America has a housing problem
Earlier this week, the business magazine Fortune reported on a young Philadelphia-area couple that has been looking for a house in southern New Jersey for the last two years, and have had absolutely no luck.
They have come up empty-handed even with a budget of $600,000, outdone in one furious bidding war after another. In one instance, they even wrote a pleading letter to the owners of a dwelling and included a photo of themselves holding an ultrasound image of their soon-to-be-born child. The owners were unswayed, and someone else got the house.
There had been some hope that the white-hot housing market would cool as the pandemic ebbed and interest rates rose, but many parts of America are plagued by a shortage of homes and dizzyingly high costs to rent even the tiniest apartments. Freddie Mac estimates the country is short of almost 4 million units of housing. A labor shortage is among the culprits, but home construction also slowed considerably following the Great Recession more than a decade ago, and has never caught up to pre-2008 levels.
This has meant that individuals or families that want to buy homes can’t, rendering them unable to take that important first step in building wealth over the course of their lives. And the high cost of housing has also pushed more people into homelessness, reaching the point that it has been described by some as a national crisis. According to a recent study by the University of California-San Francisco, a little more than 170,000 Americans are classified as homeless, which is more than the population of Charleston, S.C., Savannah, Ga., or the Kansas City on the Kansas side of the Missouri River.
This past week, The New York Times ran a story on how 2,800 homeless people are being evicted from hotels in Vermont they had been living in during the pandemic.

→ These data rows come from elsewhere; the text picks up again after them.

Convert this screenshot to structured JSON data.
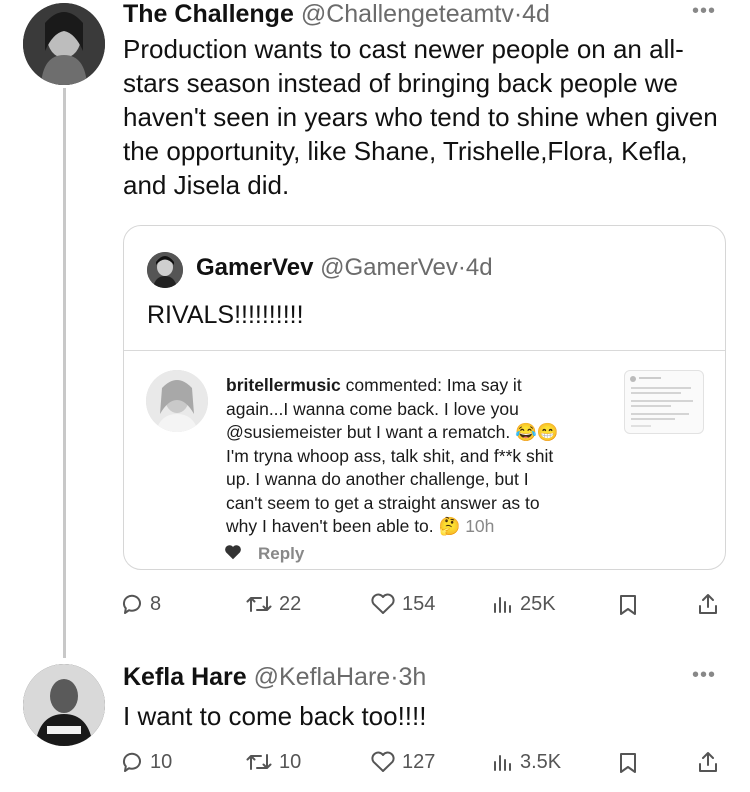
{
  "tweet1": {
    "author": "The Challenge",
    "handle": "@Challengeteamtv",
    "sep": "·",
    "time": "4d",
    "text": "Production wants to cast newer people on an all-stars season instead of bringing back people we haven't seen in years who tend to shine when given the opportunity, like Shane, Trishelle,Flora, Kefla, and Jisela did.",
    "quote": {
      "author": "GamerVev",
      "handle": "@GamerVev",
      "sep": "·",
      "time": "4d",
      "text": "RIVALS!!!!!!!!!!",
      "comment": {
        "username": "britellermusic",
        "line1_rest": " commented: Ima say it",
        "line2": "again...I wanna come back. I love you",
        "line3": "@susiemeister but I want a rematch. 😂😁",
        "line4": "I'm tryna whoop ass, talk shit, and f**k shit",
        "line5": "up. I wanna do another challenge, but I",
        "line6": "can't seem to get a straight answer as to",
        "line7": "why I haven't been able to. 🤔",
        "time": "10h",
        "reply": "Reply"
      }
    },
    "actions": {
      "replies": "8",
      "reposts": "22",
      "likes": "154",
      "views": "25K"
    }
  },
  "tweet2": {
    "author": "Kefla Hare",
    "handle": "@KeflaHare",
    "sep": "·",
    "time": "3h",
    "text": "I want to come back too!!!!",
    "actions": {
      "replies": "10",
      "reposts": "10",
      "likes": "127",
      "views": "3.5K"
    }
  },
  "icons": [
    "more-icon",
    "reply-icon",
    "repost-icon",
    "like-icon",
    "views-icon",
    "bookmark-icon",
    "share-icon",
    "heart-filled-icon"
  ]
}
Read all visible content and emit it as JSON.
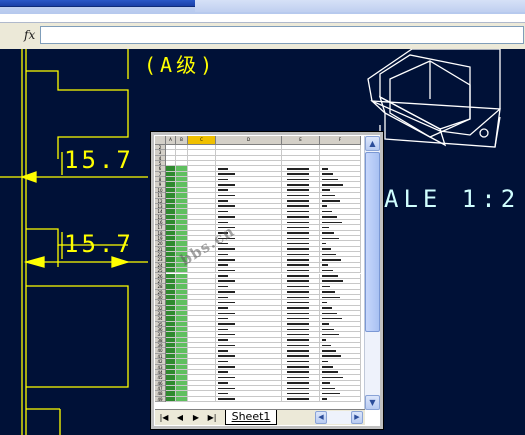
{
  "formula_bar": {
    "fx_label": "fx",
    "value": ""
  },
  "drawing": {
    "grade_text": "(A级)",
    "dim_top": "15.7",
    "dim_bottom": "15.7",
    "scale_text": "ALE 1:2",
    "colors": {
      "background": "#001137",
      "lines": "#ffff00",
      "model": "#ffffff",
      "text_alt": "#d0ffff"
    }
  },
  "spreadsheet": {
    "sheet_tab": "Sheet1",
    "nav_icons": [
      "first-sheet-icon",
      "prev-sheet-icon",
      "next-sheet-icon",
      "last-sheet-icon"
    ],
    "column_headers": [
      "A",
      "B",
      "C",
      "D",
      "E",
      "F"
    ],
    "row_numbers": [
      "2",
      "3",
      "4",
      "5",
      "6",
      "7",
      "8",
      "9",
      "10",
      "11",
      "12",
      "13",
      "14",
      "15",
      "16",
      "17",
      "18",
      "19",
      "20",
      "21",
      "22",
      "23",
      "24",
      "25",
      "26",
      "27",
      "28",
      "29",
      "30",
      "31",
      "32",
      "33",
      "34",
      "35",
      "36",
      "37",
      "38",
      "39",
      "40",
      "41",
      "42",
      "43",
      "44",
      "45",
      "46",
      "47",
      "48",
      "49"
    ],
    "watermark": "bbs.cn"
  }
}
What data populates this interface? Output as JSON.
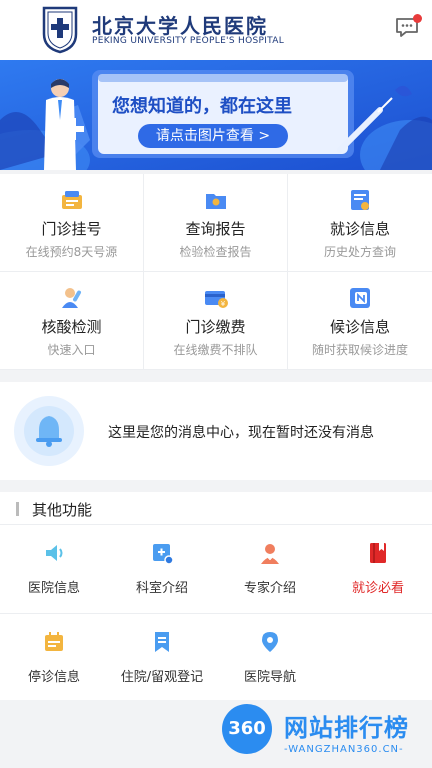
{
  "header": {
    "brand_cn": "北京大学人民医院",
    "brand_en": "PEKING UNIVERSITY PEOPLE'S HOSPITAL",
    "logo_icon": "hospital-emblem-icon",
    "message_icon": "chat-bubble-icon"
  },
  "banner": {
    "title": "您想知道的，都在这里",
    "button": "请点击图片查看 >"
  },
  "services": [
    {
      "title": "门诊挂号",
      "sub": "在线预约8天号源",
      "icon": "registration-icon"
    },
    {
      "title": "查询报告",
      "sub": "检验检查报告",
      "icon": "report-icon"
    },
    {
      "title": "就诊信息",
      "sub": "历史处方查询",
      "icon": "visit-info-icon"
    },
    {
      "title": "核酸检测",
      "sub": "快速入口",
      "icon": "nucleic-test-icon"
    },
    {
      "title": "门诊缴费",
      "sub": "在线缴费不排队",
      "icon": "payment-icon"
    },
    {
      "title": "候诊信息",
      "sub": "随时获取候诊进度",
      "icon": "waiting-info-icon"
    }
  ],
  "message_center": {
    "text": "这里是您的消息中心，现在暂时还没有消息",
    "icon": "bell-icon"
  },
  "other": {
    "title": "其他功能",
    "items": [
      {
        "label": "医院信息",
        "icon": "speaker-icon"
      },
      {
        "label": "科室介绍",
        "icon": "department-icon"
      },
      {
        "label": "专家介绍",
        "icon": "doctor-icon"
      },
      {
        "label": "就诊必看",
        "icon": "book-icon"
      },
      {
        "label": "停诊信息",
        "icon": "calendar-icon"
      },
      {
        "label": "住院/留观登记",
        "icon": "bookmark-icon"
      },
      {
        "label": "医院导航",
        "icon": "location-pin-icon"
      }
    ]
  },
  "watermark": {
    "badge": "360",
    "cn": "网站排行榜",
    "en": "-WANGZHAN360.CN-"
  },
  "colors": {
    "brand_blue": "#1f3a7a",
    "accent_blue": "#2f6ae6",
    "red": "#e02828",
    "page_bg": "#f2f3f5"
  }
}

The end of federal funding for emergency housing means the state has had little other choice but to send them on their way and, believe it or not, give them camping equipment that they can at least use during these warm-weather months. Much ink has been spilled on the crisis of homelessness in California, which is where an estimated 30% of the country’s whole unhoused population is engaged in a day-to-day struggle to find shelter.
Homelessness is an ever-present problem that seems to defy any kind of easy solution. Some people are left without a place to call home because they suffer from mental illness or have a serious addiction to drugs or alcohol. Some are escaping abuse. Other people simply have bad luck, losing a place to live because they’ve lost their job or have experienced some other form of financial hardship. The idea of reducing homelessness to absolute zero is almost certainly a utopian fantasy.
But there are actions we can take to help bring the number down. Connecting homeless people to social services and stabilizing their situation is an important step in getting them on the road to having a place to call their own. And, looking at the bigger picture, renovating blighted properties and creating incentives for developers to construct more affordable housing would help put more abodes on the market.
As the richest nation in the world, we can do better than having people live in tents.